After nearly two years of intermittent border skirmishes and protracted diplomatic talks, Armenia and Azerbaijan are edging closer to reaching a definitive peace agreement to their decades-long dispute over the Nagorno-Karabakh region. Significant hurdles still exist, but the Armenian perspective on Nagorno-Karabakh since the end of the 2020 war over the breakaway Azerbaijani province has undergone significant changes, reflecting the altered geopolitical balance of power in the region.

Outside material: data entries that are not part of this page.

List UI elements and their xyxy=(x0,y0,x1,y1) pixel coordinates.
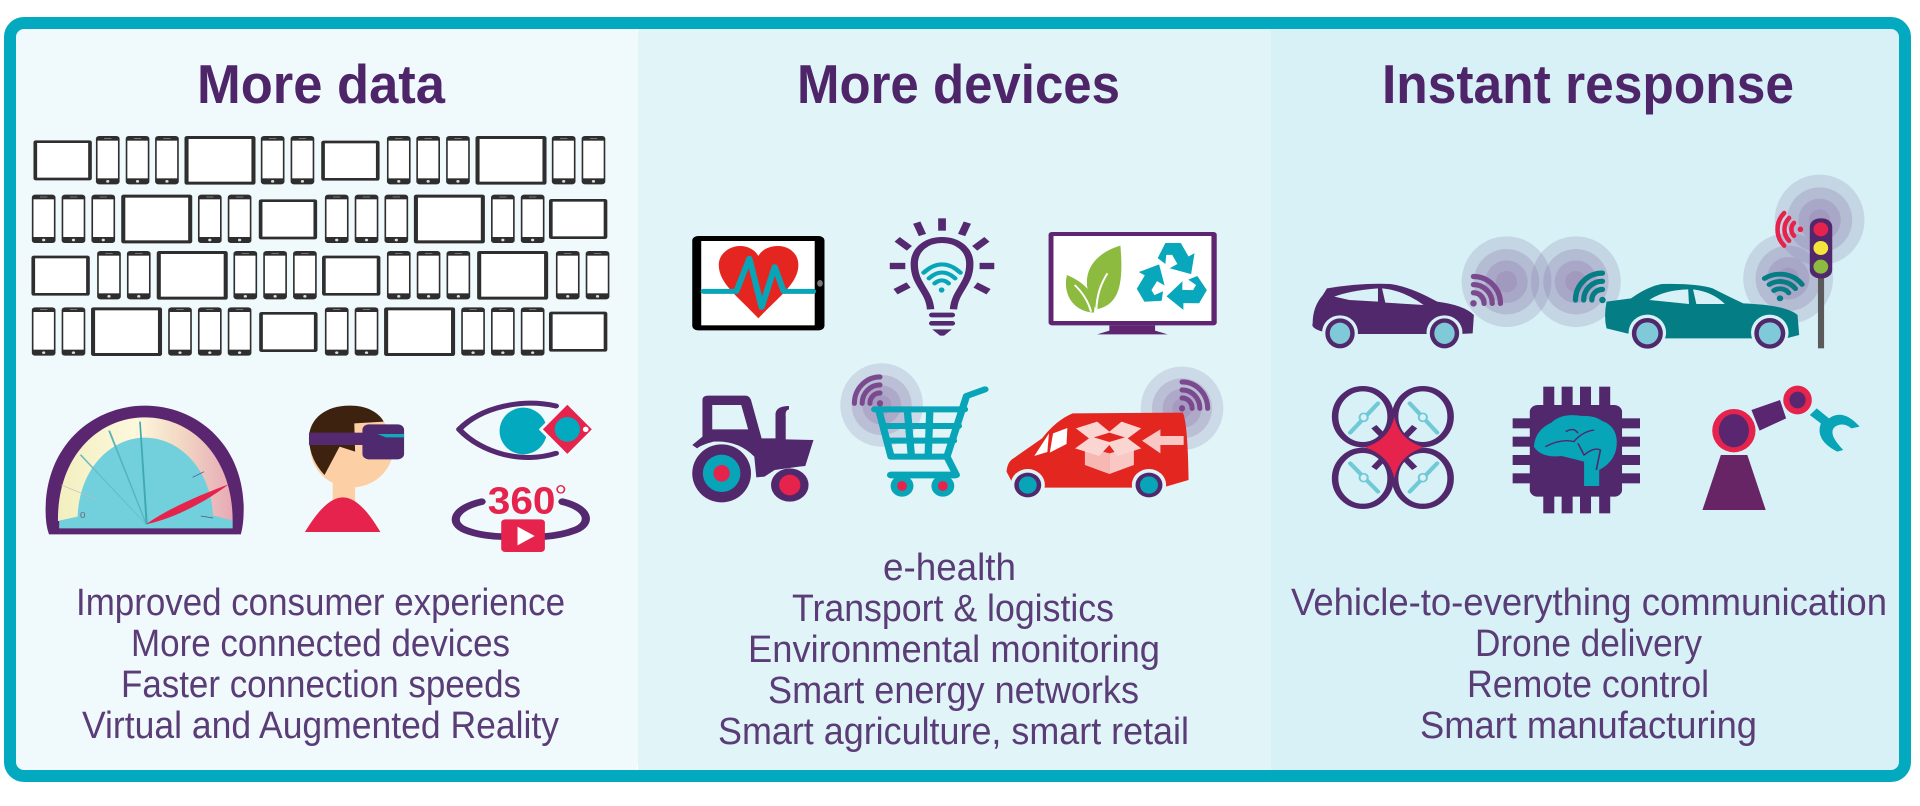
panel: instant response background xyxy=(1271,23,1905,776)
text block: more devices applications: Smart agriculture, smart retail xyxy=(718,711,1189,753)
icon: speedometer xyxy=(46,406,244,534)
icon: teal car xyxy=(1576,265,1804,351)
text block: instant response applications: Drone delivery xyxy=(1475,623,1702,665)
icon: drone xyxy=(1335,389,1451,506)
icon group: more data icons xyxy=(46,403,594,552)
text block: more devices applications xyxy=(718,547,1189,753)
text block: instant response applications: Vehicle-to-everything communication xyxy=(1291,582,1887,624)
icon: environmental monitor xyxy=(1049,232,1217,334)
icon: eye with diamond xyxy=(459,403,594,457)
icon: AI chip with brain xyxy=(1513,387,1640,513)
icon: traffic light xyxy=(1768,211,1832,348)
icon: delivery van with signal xyxy=(1007,367,1223,501)
icon: tractor xyxy=(692,396,813,502)
icon: shopping cart with signal xyxy=(840,363,985,497)
heading: More devices: More devices xyxy=(797,53,1120,115)
text block: more data benefits: Faster connection speeds xyxy=(121,664,521,706)
text block: more data benefits xyxy=(76,582,565,747)
icon: 360 video xyxy=(456,480,586,552)
text block: more devices applications: Transport & logistics xyxy=(792,588,1114,630)
icon: robotic arm xyxy=(1702,386,1860,510)
panel: more devices background xyxy=(638,23,1271,776)
text block: instant response applications xyxy=(1291,582,1887,747)
icon: e-health tablet xyxy=(692,236,824,330)
icon group: instant response icons xyxy=(1312,175,1864,513)
icon: purple car xyxy=(1312,276,1500,350)
signal halos between vehicles xyxy=(1462,175,1864,327)
heading: Instant response: Instant response xyxy=(1382,53,1794,115)
text block: more devices applications: Smart energy networks xyxy=(768,670,1139,712)
heading: More data: More data xyxy=(197,53,445,115)
panel: more data background xyxy=(10,23,638,776)
text block: more data benefits: More connected devices xyxy=(131,623,510,665)
text block: more devices applications: e-health xyxy=(883,547,1016,589)
text block: more data benefits: Virtual and Augmented Reality xyxy=(82,705,559,747)
device grid: phones and tablets xyxy=(31,136,609,356)
icon: person with VR headset xyxy=(305,406,404,532)
icon group: more devices icons xyxy=(692,218,1223,502)
text block: more devices applications: Environmental monitoring xyxy=(748,629,1160,671)
text block: instant response applications: Remote control xyxy=(1467,664,1709,706)
text block: more data benefits: Improved consumer experience xyxy=(76,582,565,624)
text block: instant response applications: Smart manufacturing xyxy=(1420,705,1757,747)
icon: 360 video: 360 xyxy=(488,480,556,522)
icon: smart light bulb xyxy=(890,218,994,336)
icon: speedometer: 0 xyxy=(80,511,85,520)
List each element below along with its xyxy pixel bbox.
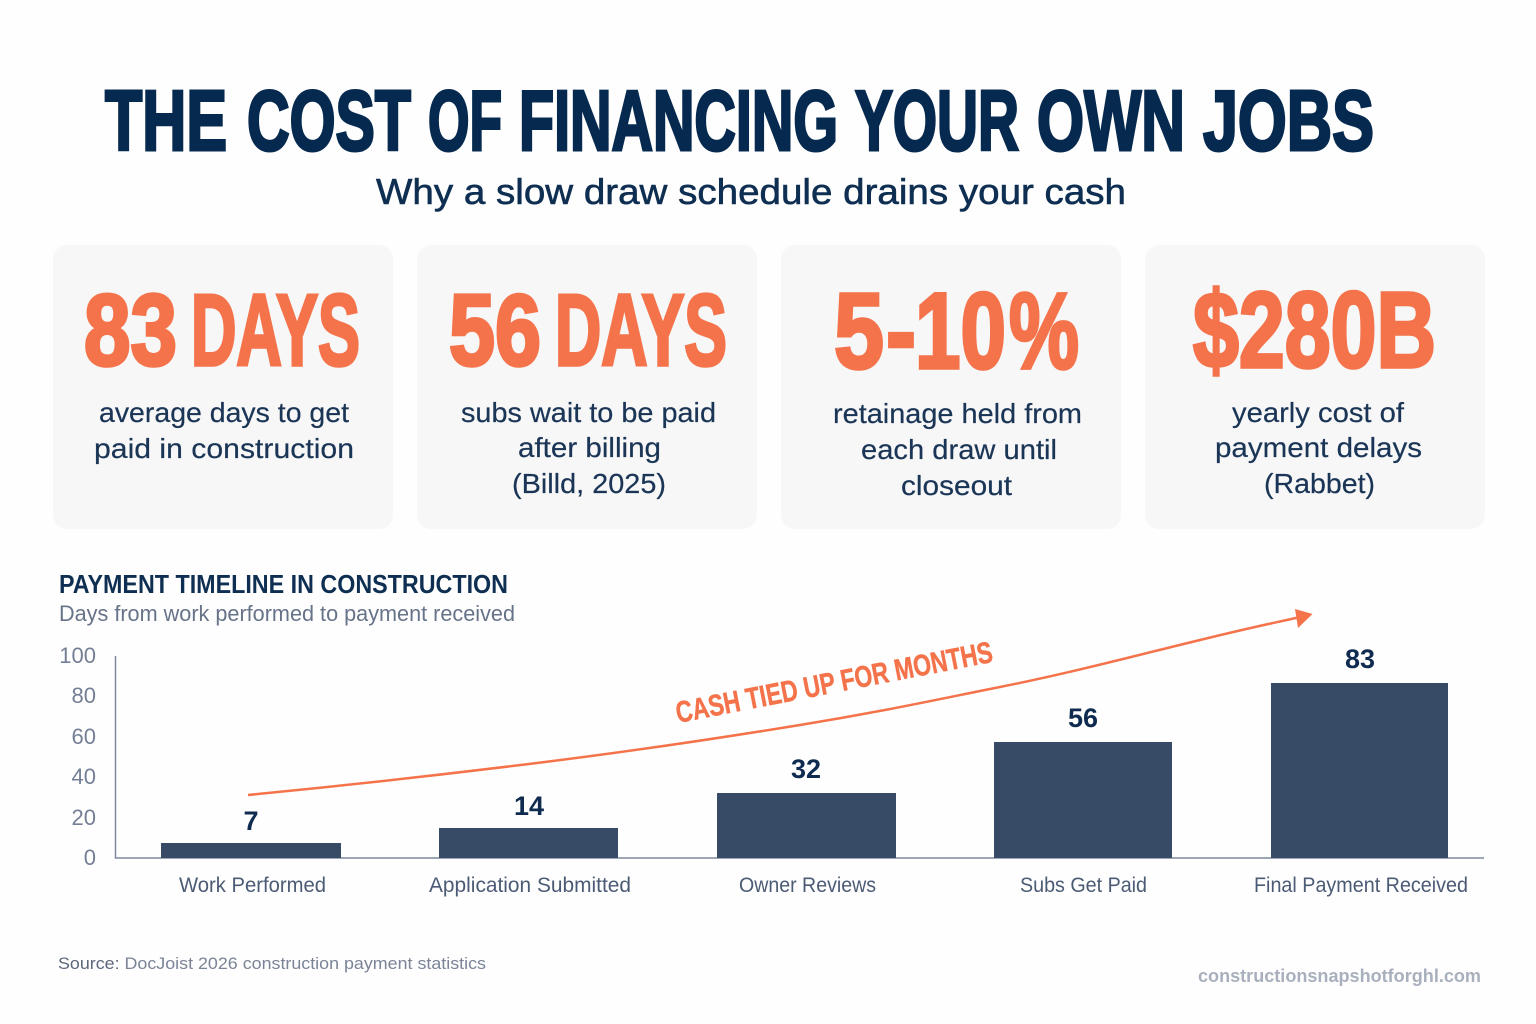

The first concrete evidence of the progress in peace negotiations came in March 2022, when Azerbaijan presented a framework for normalizing bilateral relations. This includes establishing diplomatic relations, opening transport routes, mutually recognizing territorial integrity and, most important of all, acknowledging the absence of territorial claims on either side. Border delimitation and demarcation—a troubling issue between the two historical rivals—was another component of the proposed peace plan.
Surprisingly, Armenia did not summarily reject Baku’s proposals. Instead, in responding to the plan, Armenian Foreign Minister Ararat Mirzoyan stated that for Yerevan, “the Nagorno-Karabakh conflict is not a territorial issue,” but rather a matter of protecting the rights of ethnic Armenian inhabitants of the region, thereby marking a significant shift in Yerevan’s decades-long rhetoric. The First Nagorno-Karabakh War following the breakup of the Soviet Union ended in the early 1990s with Armenia victorious and in control not only of Nagorno-Karabakh but also significant amounts of Azerbaijani territory around it. Ever since then, Yerevan challenged Azerbaijan’s territorial sovereignty over Nagorno-Karabakh and pushed for international recognition of the separatist region’s independence.